Takeout is perfectly acceptable. You and your friend can order and pay separately and eat together yet distant.
Averitt made a birthday dinner for four women and three kids, most of whom were co-quarantining. Moms brought hand sanitizer and their kids' food. There were three tables, well spaced.
Averitt wore a mask and washed her hands frequently while preparing burgers and homemade buns and salad. She put everything in deli containers with lids and used tongs for moving the food. She realized a large birthday cake with candles was out, so she made individual ramekins of chocolate cake, and the celebrant got one candle that she blew out discreetly, away from other guests.
"You don't want to lose the beauty and aesthetic feel of a gathering," says Averitt.
Lockard carefully planned a surprise birthday party for her 17-year-old daughter where friends came over in designated time slots and she served wrapped Popsicles and ice cream sandwiches on a tray.
Rafanelli recently went to a client's home for lunch for three and was impressed at her careful preparation. The menu was three salads.
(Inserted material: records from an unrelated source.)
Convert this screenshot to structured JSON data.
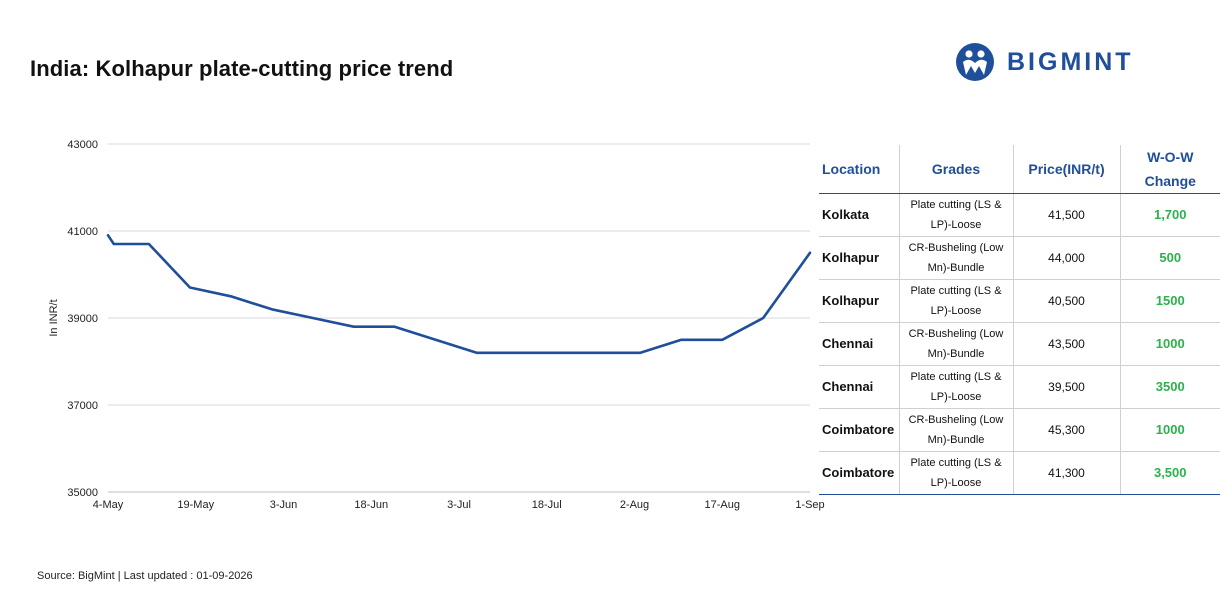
{
  "header": {
    "title": "India: Kolhapur plate-cutting price trend",
    "brand": "BIGMINT",
    "brand_color": "#1f4e9b"
  },
  "chart_data": {
    "type": "line",
    "title": "India: Kolhapur plate-cutting price trend",
    "ylabel": "In INR/t",
    "xlabel": "",
    "ylim": [
      35000,
      43000
    ],
    "yticks": [
      "35000",
      "37000",
      "39000",
      "41000",
      "43000"
    ],
    "xticks": [
      "4-May",
      "19-May",
      "3-Jun",
      "18-Jun",
      "3-Jul",
      "18-Jul",
      "2-Aug",
      "17-Aug",
      "1-Sep"
    ],
    "grid": true,
    "line_color": "#1f4e9b",
    "series": [
      {
        "x": [
          "4-May",
          "5-May",
          "11-May",
          "18-May",
          "25-May",
          "1-Jun",
          "8-Jun",
          "15-Jun",
          "22-Jun",
          "29-Jun",
          "6-Jul",
          "13-Jul",
          "20-Jul",
          "27-Jul",
          "3-Aug",
          "10-Aug",
          "17-Aug",
          "24-Aug",
          "1-Sep"
        ],
        "values": [
          40900,
          40700,
          40700,
          39700,
          39500,
          39200,
          39000,
          38800,
          38800,
          38500,
          38200,
          38200,
          38200,
          38200,
          38200,
          38500,
          38500,
          39000,
          40500
        ]
      }
    ]
  },
  "table": {
    "headers": [
      "Location",
      "Grades",
      "Price(INR/t)",
      "W-O-W Change"
    ],
    "rows": [
      {
        "location": "Kolkata",
        "grade": "Plate cutting (LS & LP)-Loose",
        "price": "41,500",
        "wow": "1,700"
      },
      {
        "location": "Kolhapur",
        "grade": "CR-Busheling (Low Mn)-Bundle",
        "price": "44,000",
        "wow": "500"
      },
      {
        "location": "Kolhapur",
        "grade": "Plate cutting (LS & LP)-Loose",
        "price": "40,500",
        "wow": "1500"
      },
      {
        "location": "Chennai",
        "grade": "CR-Busheling (Low Mn)-Bundle",
        "price": "43,500",
        "wow": "1000"
      },
      {
        "location": "Chennai",
        "grade": "Plate cutting (LS & LP)-Loose",
        "price": "39,500",
        "wow": "3500"
      },
      {
        "location": "Coimbatore",
        "grade": "CR-Busheling (Low Mn)-Bundle",
        "price": "45,300",
        "wow": "1000"
      },
      {
        "location": "Coimbatore",
        "grade": "Plate cutting (LS & LP)-Loose",
        "price": "41,300",
        "wow": "3,500"
      }
    ],
    "wow_color": "#2bb24c"
  },
  "footer": {
    "source": "Source: BigMint | Last updated : 01-09-2026"
  }
}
There were nine small serving bowls on the table, so each guest had their own three salads to choose from to fill their plates with their own three separate serving spoons. "It's not just about how pretty a party is any more," he says. "It's using common sense and reminding each other of how to take care of each other."
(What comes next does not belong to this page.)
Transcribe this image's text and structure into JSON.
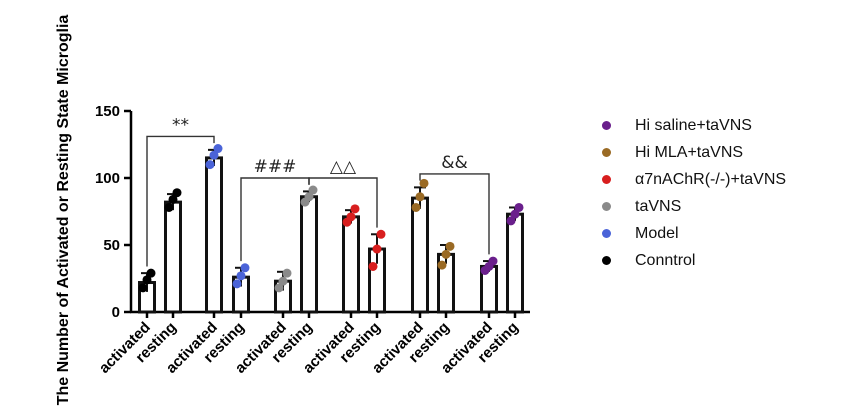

If you don't want to use disposable dishes and utensils, Shaffner says, you could put out a bin for people to leave their dirty dishes in. The host can later pick it up and load the contents into the dishwasher - washing his or her hands afterward, of course.
Ditch cloth towels in favour of disposable ones. Also put out wipes (if you have them), lots of soap and hand sanitizer. Nest, maker of high-end candles, is creating anti-bacterial hand sanitizer that this fall will come in a beautiful bottle with an artsy scent. If possible, you could set up a hand-washing station in your yard.
Not everyone is comfortable offering bathroom privileges. One block of neighbours in Alexandria has set up a regular Saturday night gathering in alternating backyards. You bring your own food and drink, and if you have go to the bathroom, you simply go back to your own house.
If you don't want guests in your house, simply tell them it's a two-hour drinks party and there's no using the bathroom. If you are letting them inside, be explicit about the WC "rules."
Those might be more restrictive than usual, given the potential risks. In addition to potentially being transmitted on shared surfaces, Shaffner notes that the covid-19 virus has been known to shed in faeces. "There is a theoretical risk that if an asymptomatic person uses the toilet, it could aerosolize," he says. "Maybe the solution is that you give people instructions: leave the lid down before you flush, wash your hands. If I was going to manage risk, that's how I would do it."
And don't be embarrassed; your friends will understand. Instead of whispering the instructions to each guest or blurting them out when everyone arrives, put a small note on the bathroom door with the pandemic rules, and urge everyone to wipe down the doorknob on their way out.
Even modest gatherings in the Covid era will take lots of planning and effort, but seeing friends can ease anxiety in these very stressful days. "This is not forever. It's just for now," Lockard says. "There will be a time that we will be able to gather in groups again. Good manners is how we handle other people in difficult and good times. We just need to maintain our graciousness and sensitivity."